Case I: Now when X & Y are both electron pushing or electron withdrawing.

Suppose,
bond dipole of C – X = μ1

And that of C – Y = μ2

Here we have assumed a sign of + when groups are electron pushing and when groups are electron withdrawing. The net dipole is the resultant of two bond dipoles at different orientations.
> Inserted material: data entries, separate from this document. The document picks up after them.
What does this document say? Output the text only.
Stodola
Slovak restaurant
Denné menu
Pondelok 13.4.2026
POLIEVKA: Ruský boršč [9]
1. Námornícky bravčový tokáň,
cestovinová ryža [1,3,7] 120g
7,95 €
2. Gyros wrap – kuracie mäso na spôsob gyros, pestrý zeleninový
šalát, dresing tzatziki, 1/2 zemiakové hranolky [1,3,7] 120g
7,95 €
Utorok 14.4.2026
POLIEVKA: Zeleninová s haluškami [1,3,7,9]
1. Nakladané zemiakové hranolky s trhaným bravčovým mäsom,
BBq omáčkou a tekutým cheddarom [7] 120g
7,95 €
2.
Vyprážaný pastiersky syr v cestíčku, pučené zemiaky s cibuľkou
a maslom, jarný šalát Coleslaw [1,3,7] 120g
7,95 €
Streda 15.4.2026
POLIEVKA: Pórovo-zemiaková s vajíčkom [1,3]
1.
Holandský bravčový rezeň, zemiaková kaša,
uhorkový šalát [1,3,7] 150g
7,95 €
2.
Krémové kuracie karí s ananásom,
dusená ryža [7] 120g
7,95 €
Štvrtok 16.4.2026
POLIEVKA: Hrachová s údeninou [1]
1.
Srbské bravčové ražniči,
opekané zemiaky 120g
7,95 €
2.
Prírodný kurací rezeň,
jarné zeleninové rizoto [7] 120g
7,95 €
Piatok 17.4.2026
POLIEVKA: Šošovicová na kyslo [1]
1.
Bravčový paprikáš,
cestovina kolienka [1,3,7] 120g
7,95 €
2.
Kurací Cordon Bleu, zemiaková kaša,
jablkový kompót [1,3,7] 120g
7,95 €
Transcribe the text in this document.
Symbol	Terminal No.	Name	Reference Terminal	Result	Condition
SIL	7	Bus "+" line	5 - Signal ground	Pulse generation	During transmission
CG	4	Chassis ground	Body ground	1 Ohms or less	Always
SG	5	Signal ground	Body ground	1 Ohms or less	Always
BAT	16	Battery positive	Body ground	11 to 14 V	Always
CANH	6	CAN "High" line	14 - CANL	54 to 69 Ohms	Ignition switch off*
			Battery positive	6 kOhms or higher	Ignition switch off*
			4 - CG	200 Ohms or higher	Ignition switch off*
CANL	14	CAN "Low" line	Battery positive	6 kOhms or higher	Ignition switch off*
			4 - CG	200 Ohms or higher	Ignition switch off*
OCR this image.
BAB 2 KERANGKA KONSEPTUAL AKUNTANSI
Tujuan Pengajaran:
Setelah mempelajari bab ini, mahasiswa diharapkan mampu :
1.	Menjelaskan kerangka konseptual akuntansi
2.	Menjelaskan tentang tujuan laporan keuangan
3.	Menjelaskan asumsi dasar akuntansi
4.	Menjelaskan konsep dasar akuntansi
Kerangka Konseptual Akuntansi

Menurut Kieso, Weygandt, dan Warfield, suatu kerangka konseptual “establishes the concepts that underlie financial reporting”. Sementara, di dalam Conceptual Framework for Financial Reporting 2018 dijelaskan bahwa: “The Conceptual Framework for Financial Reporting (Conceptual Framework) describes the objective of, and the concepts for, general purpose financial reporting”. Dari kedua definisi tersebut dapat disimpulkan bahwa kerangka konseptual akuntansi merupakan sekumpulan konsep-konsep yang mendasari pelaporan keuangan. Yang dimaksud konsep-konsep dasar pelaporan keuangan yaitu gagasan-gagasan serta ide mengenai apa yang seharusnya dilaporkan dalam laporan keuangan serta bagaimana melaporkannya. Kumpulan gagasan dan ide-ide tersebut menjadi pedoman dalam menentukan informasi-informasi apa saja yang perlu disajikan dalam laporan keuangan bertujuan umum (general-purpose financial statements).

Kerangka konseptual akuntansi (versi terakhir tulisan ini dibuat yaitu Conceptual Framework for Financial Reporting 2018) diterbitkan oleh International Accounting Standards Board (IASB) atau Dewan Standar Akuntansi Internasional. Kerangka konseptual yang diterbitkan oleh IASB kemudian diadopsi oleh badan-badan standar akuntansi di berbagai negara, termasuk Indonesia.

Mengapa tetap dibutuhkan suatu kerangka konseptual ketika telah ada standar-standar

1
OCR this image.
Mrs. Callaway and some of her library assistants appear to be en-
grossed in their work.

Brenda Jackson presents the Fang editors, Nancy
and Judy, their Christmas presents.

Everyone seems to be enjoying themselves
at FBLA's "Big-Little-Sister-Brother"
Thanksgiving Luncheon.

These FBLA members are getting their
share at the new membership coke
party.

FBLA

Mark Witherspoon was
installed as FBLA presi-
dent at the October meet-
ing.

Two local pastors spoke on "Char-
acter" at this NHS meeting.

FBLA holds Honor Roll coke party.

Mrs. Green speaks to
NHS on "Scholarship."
When both X & Y are electron pushing or electron withdrawing

$\large \mu_{ortho} = \sqrt{\mu_1^2 + \mu_2^2 + 2 \mu_1 \mu_2 cos60^o}$

$\large \mu_{ortho} = \sqrt{\mu_1^2 + \mu_2^2 + \mu_1 \mu_2 }$

$\large \mu_{meta} = \sqrt{\mu_1^2 + \mu_2^2 + 2 \mu_1 \mu_2 cos120^o}$

$\large \mu_{meta} = \sqrt{\mu_1^2 + \mu_2^2 – \mu_1 \mu_2 }$

$\large \mu_{para} = \sqrt{\mu_1^2 + \mu_2^2 + 2 \mu_1 \mu_2 cos180^o}$

$\large \mu_{para} = \sqrt{\mu_1^2 + \mu_2^2 – 2\mu_1 \mu_2 }$

From the above expression of μ0 , μm & μp it is clear that when both X & Y are of the same nature i.e. both are electron withdrawing or both are electron pushing the para product has the least dipole moment and ortho product has the highest.

Now when X = Y,

μp = μ1 – μ2

μp = μ1 – μ1 = 0

Case II: When X is electron pushing and Y is electron withdrawing or vice versa.

Let C – X dipole = μ1

& C – Y dipole = μ2

$\large \mu_{ortho} = \sqrt{\mu_1^2 + (-\mu_2)^2 + 2 \mu_1 (-\mu_2 )cos60^o}$

$\large \mu_{ortho} = \sqrt{\mu_1^2 + \mu_2^2 – \mu_1 \mu_2 }$

$\large \mu_{meta} = \sqrt{\mu_1^2 + (-\mu_2)^2 + 2 \mu_1 (-\mu_2) cos120^o}$

$\large \mu_{meta} = \sqrt{\mu_1^2 + \mu_2^2 + \mu_1 \mu_2 }$

$\large \mu_{para} = \sqrt{\mu_1^2 + (-\mu_2)^2 + 2 \mu_1 (-\mu_2) cos180^o}$

$\large \mu_{para} = \sqrt{\mu_1^2 + \mu_2^2 + 2\mu_1 \mu_2 }$

Now if you see the expressions, it is very clear that the para isomer has the highest dipole moment and ortho is the least.

So to calculate the dipole moments of disubstituted benzene one should consider about the nature of the groups linked and then only one can predict the dipole moment of the molecule.